Filippi and Rocca also value atrophy as an outcome measure but, because it is an end-stage process, argue for outcome measures that provide a more pathologically specific indication of the processes that contribute to tissue loss, including gray matter (GM) atrophy, magnetization transfer imaging (MTI), diffusion tensor imaging (DTI), and magnetic resonance spectroscopy (MRS). Each of these measures has advantages and disadvantages.

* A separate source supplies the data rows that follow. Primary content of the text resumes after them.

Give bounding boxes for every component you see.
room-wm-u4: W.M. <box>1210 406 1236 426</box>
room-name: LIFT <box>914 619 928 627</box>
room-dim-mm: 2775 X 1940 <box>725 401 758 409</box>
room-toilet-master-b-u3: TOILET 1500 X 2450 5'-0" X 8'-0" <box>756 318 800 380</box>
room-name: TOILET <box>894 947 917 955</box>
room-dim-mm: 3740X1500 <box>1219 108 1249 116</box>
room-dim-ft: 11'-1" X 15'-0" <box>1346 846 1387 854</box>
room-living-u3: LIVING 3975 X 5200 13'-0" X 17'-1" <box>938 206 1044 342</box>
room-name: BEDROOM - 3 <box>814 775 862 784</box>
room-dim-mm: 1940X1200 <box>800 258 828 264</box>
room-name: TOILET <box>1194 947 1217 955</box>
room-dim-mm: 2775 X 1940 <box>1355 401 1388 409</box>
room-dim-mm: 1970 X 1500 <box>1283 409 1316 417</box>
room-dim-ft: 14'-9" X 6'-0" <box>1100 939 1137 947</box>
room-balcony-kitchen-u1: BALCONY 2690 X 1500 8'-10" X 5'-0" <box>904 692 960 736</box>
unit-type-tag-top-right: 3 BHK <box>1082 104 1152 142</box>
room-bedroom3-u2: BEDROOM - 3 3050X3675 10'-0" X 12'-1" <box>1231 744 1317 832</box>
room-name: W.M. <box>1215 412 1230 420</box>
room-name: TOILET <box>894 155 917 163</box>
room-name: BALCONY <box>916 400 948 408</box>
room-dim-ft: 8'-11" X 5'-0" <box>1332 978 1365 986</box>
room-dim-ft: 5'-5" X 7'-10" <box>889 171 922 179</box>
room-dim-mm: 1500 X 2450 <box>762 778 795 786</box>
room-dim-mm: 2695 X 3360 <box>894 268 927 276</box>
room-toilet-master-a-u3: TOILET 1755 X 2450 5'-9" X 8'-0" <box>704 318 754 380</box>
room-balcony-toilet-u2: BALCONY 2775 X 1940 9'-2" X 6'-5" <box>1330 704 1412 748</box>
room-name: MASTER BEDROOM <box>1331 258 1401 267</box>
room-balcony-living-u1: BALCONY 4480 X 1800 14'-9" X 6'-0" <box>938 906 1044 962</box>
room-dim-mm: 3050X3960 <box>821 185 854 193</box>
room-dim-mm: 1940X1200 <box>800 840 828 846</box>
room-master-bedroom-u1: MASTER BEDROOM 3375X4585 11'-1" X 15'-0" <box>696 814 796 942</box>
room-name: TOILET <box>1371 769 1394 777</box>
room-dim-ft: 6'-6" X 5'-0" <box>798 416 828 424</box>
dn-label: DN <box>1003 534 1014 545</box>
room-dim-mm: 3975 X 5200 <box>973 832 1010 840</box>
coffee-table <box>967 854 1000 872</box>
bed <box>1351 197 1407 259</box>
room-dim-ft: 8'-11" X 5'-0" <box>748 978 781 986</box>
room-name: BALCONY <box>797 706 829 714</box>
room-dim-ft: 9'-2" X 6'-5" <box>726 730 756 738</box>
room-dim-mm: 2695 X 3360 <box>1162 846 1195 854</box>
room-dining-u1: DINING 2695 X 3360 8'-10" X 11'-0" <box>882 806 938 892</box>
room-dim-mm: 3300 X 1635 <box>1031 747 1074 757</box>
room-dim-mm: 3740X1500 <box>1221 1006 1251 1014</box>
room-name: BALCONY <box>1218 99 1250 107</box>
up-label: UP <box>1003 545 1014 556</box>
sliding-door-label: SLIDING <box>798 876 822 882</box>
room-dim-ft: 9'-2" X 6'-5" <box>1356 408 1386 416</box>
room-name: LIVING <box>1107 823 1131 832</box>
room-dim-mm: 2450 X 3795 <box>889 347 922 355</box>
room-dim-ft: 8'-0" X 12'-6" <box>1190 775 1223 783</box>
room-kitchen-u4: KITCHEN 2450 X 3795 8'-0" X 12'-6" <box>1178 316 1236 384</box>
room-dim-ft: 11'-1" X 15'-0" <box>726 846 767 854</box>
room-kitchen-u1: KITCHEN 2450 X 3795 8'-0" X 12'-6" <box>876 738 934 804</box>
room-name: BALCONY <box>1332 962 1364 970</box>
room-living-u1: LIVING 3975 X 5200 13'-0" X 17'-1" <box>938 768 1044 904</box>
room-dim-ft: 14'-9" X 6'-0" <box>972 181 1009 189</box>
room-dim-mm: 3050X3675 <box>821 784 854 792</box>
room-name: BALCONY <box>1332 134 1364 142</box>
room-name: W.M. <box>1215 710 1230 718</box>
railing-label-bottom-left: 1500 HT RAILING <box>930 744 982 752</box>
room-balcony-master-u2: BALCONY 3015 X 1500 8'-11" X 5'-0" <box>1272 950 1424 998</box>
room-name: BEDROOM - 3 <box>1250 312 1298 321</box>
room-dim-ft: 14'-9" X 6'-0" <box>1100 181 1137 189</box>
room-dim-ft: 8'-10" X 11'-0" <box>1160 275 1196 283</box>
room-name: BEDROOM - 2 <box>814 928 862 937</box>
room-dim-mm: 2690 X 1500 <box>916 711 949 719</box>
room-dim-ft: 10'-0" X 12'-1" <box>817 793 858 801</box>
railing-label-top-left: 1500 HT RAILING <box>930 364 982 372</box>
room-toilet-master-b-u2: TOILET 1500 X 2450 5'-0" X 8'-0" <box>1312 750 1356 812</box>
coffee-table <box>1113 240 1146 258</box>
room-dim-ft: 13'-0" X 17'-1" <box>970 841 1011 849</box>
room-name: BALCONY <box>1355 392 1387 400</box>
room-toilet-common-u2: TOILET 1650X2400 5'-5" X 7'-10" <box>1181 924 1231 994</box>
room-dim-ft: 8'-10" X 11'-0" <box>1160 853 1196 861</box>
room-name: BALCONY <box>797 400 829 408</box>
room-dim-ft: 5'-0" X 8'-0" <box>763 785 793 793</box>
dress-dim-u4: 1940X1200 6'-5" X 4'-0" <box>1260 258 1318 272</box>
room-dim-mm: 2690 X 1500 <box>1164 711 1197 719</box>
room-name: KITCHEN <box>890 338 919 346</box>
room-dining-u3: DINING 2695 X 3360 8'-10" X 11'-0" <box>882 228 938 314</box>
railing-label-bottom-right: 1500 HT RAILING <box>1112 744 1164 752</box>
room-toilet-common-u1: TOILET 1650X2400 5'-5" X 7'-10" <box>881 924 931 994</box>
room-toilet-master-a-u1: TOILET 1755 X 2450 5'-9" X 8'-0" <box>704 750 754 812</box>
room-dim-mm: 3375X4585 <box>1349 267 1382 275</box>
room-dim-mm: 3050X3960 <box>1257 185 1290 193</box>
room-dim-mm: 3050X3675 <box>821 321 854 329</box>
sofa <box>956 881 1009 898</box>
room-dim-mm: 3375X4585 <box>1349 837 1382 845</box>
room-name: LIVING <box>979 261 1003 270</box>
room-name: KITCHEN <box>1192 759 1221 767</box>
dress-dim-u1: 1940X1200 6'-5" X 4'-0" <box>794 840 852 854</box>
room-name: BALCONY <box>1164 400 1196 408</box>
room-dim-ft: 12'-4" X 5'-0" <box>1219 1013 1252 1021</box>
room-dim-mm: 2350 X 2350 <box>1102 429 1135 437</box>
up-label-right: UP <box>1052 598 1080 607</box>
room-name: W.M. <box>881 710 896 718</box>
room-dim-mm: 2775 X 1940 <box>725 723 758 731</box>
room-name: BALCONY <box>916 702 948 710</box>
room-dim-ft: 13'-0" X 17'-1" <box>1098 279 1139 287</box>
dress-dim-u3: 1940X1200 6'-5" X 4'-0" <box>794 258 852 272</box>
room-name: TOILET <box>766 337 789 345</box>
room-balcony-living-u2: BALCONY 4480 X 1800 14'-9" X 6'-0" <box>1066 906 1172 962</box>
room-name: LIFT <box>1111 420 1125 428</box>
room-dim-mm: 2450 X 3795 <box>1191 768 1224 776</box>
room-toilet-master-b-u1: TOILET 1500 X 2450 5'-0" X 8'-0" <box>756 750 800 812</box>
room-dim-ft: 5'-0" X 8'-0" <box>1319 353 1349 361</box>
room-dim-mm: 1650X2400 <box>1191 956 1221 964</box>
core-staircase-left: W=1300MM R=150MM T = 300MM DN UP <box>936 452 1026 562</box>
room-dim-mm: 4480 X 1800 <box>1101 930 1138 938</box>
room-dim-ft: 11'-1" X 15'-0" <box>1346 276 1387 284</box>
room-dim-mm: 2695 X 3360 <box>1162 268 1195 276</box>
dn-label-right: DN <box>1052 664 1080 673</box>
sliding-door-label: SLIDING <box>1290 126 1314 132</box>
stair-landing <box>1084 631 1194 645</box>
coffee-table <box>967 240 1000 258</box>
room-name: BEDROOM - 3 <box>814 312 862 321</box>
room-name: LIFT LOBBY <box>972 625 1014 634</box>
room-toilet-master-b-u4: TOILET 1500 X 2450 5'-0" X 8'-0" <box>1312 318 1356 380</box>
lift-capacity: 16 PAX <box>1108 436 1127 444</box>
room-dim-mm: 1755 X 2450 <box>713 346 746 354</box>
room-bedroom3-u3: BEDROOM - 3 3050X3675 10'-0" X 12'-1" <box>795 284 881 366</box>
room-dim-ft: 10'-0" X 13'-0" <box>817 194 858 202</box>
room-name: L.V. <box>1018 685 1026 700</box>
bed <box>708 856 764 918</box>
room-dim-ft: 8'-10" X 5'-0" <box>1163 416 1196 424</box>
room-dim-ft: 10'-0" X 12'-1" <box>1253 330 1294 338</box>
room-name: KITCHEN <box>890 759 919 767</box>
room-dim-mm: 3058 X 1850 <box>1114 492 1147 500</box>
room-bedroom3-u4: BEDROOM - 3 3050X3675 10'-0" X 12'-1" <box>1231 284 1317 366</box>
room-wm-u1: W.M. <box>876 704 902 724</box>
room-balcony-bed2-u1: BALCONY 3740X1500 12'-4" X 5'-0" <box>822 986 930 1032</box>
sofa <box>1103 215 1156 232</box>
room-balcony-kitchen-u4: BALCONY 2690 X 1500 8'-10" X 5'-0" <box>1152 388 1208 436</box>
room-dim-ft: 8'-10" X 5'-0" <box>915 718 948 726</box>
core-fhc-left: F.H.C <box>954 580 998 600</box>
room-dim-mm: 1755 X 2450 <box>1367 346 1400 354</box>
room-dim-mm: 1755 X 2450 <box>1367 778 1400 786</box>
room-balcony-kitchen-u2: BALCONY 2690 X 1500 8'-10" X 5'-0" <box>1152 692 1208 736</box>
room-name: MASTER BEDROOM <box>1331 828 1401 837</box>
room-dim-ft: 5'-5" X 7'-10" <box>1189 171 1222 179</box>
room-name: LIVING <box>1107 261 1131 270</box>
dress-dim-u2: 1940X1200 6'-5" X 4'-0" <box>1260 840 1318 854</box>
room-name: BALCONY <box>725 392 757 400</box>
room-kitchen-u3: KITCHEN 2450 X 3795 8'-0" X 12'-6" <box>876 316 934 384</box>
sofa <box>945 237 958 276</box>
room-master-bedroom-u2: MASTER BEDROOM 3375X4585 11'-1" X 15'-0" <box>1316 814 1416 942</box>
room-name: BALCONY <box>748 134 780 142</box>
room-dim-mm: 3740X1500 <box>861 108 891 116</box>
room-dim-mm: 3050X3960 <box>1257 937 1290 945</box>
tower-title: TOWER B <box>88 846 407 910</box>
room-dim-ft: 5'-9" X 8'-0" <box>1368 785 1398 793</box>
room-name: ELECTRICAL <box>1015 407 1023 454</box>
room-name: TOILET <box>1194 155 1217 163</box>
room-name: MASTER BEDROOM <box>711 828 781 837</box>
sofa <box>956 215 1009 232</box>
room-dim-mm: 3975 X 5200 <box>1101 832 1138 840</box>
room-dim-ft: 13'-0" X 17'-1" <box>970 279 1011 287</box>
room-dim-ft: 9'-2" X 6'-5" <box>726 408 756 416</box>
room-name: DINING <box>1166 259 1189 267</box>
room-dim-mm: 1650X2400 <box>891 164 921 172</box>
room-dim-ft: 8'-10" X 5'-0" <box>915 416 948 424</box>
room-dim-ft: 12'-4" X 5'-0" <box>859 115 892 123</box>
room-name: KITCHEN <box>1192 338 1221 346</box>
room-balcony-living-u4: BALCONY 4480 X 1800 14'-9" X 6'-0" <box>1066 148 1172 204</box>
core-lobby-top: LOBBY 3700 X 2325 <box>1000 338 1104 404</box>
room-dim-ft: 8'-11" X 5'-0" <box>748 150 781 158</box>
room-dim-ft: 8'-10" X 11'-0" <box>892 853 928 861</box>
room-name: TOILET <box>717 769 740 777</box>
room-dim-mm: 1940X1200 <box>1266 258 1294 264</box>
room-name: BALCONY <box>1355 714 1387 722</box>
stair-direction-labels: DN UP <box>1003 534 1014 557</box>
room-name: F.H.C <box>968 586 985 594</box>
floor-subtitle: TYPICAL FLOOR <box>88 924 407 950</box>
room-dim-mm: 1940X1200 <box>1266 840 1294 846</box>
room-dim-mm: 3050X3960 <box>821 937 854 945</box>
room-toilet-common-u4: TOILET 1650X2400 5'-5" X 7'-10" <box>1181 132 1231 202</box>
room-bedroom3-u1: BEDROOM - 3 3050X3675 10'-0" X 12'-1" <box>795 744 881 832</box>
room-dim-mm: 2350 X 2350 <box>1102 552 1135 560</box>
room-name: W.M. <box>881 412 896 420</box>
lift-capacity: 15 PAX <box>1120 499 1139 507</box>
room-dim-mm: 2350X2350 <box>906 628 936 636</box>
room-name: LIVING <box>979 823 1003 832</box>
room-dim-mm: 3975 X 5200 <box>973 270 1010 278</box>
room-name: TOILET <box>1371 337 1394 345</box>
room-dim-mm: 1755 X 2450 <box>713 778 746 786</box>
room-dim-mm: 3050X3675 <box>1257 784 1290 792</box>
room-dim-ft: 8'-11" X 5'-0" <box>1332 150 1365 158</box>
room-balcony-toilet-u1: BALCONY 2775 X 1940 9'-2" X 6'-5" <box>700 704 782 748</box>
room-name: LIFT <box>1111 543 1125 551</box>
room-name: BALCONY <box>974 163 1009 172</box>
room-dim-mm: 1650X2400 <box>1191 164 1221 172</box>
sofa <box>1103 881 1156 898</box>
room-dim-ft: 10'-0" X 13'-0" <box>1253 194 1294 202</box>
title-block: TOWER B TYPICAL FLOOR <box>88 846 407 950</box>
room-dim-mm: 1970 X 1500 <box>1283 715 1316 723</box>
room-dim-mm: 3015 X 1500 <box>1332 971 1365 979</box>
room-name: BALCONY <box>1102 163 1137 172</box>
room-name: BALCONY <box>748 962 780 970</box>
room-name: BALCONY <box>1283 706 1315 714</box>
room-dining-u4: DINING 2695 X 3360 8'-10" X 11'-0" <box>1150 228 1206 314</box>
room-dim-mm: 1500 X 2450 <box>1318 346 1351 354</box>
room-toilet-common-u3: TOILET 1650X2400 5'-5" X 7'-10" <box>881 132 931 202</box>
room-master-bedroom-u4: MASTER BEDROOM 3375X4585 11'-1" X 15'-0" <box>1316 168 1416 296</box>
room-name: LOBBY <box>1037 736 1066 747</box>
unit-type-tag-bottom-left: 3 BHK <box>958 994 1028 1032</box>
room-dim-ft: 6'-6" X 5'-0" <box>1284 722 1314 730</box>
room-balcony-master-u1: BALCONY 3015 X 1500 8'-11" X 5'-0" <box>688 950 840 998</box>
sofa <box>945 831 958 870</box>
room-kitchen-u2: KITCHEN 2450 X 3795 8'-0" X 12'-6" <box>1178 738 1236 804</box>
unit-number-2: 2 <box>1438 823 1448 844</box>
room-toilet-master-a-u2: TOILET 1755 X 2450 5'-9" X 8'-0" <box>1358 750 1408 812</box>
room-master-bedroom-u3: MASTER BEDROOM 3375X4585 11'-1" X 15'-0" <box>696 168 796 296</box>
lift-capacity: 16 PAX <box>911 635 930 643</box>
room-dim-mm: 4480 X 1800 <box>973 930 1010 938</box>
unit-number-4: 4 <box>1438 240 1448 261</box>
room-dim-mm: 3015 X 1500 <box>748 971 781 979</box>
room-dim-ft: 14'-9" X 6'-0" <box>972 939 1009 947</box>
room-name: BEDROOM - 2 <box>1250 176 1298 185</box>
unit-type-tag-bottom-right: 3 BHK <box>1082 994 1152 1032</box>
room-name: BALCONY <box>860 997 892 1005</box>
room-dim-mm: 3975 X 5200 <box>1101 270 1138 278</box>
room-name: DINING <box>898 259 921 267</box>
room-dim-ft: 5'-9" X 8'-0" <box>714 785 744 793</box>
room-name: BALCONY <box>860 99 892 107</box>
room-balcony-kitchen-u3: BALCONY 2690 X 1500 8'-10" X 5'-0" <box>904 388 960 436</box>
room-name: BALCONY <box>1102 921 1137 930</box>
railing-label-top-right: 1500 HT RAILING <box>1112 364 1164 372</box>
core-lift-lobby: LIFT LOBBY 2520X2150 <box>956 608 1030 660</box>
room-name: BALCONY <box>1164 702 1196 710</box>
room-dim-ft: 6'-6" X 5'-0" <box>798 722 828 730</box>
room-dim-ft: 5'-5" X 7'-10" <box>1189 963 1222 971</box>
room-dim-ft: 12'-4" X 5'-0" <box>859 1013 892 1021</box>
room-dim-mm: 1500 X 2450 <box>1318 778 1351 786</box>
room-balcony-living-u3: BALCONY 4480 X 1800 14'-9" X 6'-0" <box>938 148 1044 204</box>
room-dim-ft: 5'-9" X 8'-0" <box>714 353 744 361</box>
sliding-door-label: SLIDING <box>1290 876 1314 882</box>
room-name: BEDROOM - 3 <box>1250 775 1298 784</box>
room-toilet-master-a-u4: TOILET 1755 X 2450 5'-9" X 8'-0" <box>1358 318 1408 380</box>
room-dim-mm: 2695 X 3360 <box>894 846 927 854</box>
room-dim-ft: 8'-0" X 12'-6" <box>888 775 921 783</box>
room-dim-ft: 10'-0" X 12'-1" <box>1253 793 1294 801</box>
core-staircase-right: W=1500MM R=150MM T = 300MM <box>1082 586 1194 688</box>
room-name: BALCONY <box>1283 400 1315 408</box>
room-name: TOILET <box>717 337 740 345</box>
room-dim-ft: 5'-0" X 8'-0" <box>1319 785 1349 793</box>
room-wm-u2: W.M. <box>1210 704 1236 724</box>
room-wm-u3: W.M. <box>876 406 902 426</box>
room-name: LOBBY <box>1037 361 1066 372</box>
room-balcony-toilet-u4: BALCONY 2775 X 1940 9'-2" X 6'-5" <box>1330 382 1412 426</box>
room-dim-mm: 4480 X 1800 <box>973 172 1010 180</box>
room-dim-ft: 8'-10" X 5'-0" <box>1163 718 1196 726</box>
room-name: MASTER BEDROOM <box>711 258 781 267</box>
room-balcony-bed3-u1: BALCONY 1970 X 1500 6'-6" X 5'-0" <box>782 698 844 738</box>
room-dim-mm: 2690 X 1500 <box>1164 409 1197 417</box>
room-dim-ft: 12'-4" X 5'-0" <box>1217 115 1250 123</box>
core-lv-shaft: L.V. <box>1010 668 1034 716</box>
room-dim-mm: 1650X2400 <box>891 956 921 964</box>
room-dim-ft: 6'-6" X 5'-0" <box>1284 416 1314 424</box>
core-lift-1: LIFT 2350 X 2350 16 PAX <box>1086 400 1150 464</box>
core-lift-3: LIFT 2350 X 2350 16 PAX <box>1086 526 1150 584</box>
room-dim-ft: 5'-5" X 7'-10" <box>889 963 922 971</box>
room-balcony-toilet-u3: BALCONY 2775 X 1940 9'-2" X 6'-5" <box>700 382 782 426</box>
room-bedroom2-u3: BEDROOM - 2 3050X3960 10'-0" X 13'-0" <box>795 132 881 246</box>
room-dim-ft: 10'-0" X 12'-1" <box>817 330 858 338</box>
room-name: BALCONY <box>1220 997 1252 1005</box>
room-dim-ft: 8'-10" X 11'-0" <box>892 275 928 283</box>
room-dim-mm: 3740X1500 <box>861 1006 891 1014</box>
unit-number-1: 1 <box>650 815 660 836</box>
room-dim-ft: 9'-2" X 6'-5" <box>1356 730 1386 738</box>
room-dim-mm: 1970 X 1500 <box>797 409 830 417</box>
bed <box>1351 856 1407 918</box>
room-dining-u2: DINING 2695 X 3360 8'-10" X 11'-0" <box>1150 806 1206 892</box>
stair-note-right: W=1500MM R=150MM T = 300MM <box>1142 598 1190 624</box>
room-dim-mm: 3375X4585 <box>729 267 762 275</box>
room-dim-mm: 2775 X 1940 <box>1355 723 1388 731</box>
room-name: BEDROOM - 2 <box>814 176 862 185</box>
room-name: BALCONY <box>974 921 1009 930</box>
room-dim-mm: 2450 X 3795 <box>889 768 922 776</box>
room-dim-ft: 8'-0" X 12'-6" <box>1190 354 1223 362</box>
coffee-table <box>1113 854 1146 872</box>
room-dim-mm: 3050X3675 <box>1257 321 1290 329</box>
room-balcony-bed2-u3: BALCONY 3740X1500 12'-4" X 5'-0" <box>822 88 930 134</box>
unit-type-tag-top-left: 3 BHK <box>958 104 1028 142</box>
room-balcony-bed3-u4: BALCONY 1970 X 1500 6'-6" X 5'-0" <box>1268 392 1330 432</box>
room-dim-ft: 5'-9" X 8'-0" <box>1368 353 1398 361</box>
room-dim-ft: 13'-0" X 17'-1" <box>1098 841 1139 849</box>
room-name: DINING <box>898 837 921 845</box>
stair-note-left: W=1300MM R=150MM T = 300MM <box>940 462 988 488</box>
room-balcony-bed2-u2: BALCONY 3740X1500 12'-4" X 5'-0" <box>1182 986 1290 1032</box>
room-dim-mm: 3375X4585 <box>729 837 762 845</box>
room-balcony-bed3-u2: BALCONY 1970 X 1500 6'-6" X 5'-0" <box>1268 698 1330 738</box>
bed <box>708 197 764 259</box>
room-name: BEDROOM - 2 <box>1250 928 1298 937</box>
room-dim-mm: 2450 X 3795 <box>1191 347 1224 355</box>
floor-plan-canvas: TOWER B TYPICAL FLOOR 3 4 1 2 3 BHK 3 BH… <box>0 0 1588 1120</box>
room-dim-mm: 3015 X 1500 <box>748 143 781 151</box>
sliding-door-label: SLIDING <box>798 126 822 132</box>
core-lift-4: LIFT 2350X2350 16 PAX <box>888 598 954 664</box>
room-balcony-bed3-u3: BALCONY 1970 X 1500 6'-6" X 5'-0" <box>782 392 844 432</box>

Since GM is less inflamed than white matter (WM) in MS, it should be less susceptible to pseudoatrophy. However, the correct segmentation of GM on MRI is challenging2 and less precise than the segmentation of whole brain. Changes in magnetization transfer have relative specificity for changes in myelin density, which is of particular interest in MS. However, the changes that occur in whole brain magnetization transfer are extremely small3 and, as in the case of whole brain atrophy, the interpretation of such small changes may involve subtleties related not only to remyelination but also to other physiological changes that affect myelin density, such as changes in brain water or the relative partial volume of other cell types. DTI seems to be less pathologically specific for axons or myelin than one would like. MRS is pathologically specific and can report on improvements in axonal integrity related to therapy.4 However, MRS is not generally available and may not be sensitive to change in later stages of MS.

In conclusion, whole brain atrophy over the long term is an attractive summary measure of tissue loss in MS that has the greatest acceptance by MS experts and the greatest chance of acceptance by regulators. GM atrophy and non-conventional MRI outcomes help to understand the pathological basis of changes in brain volume and, as such, provide important complementary information. The answer to which is the best gold standard has to be interpreted, like MRI, in terms of shades of gray.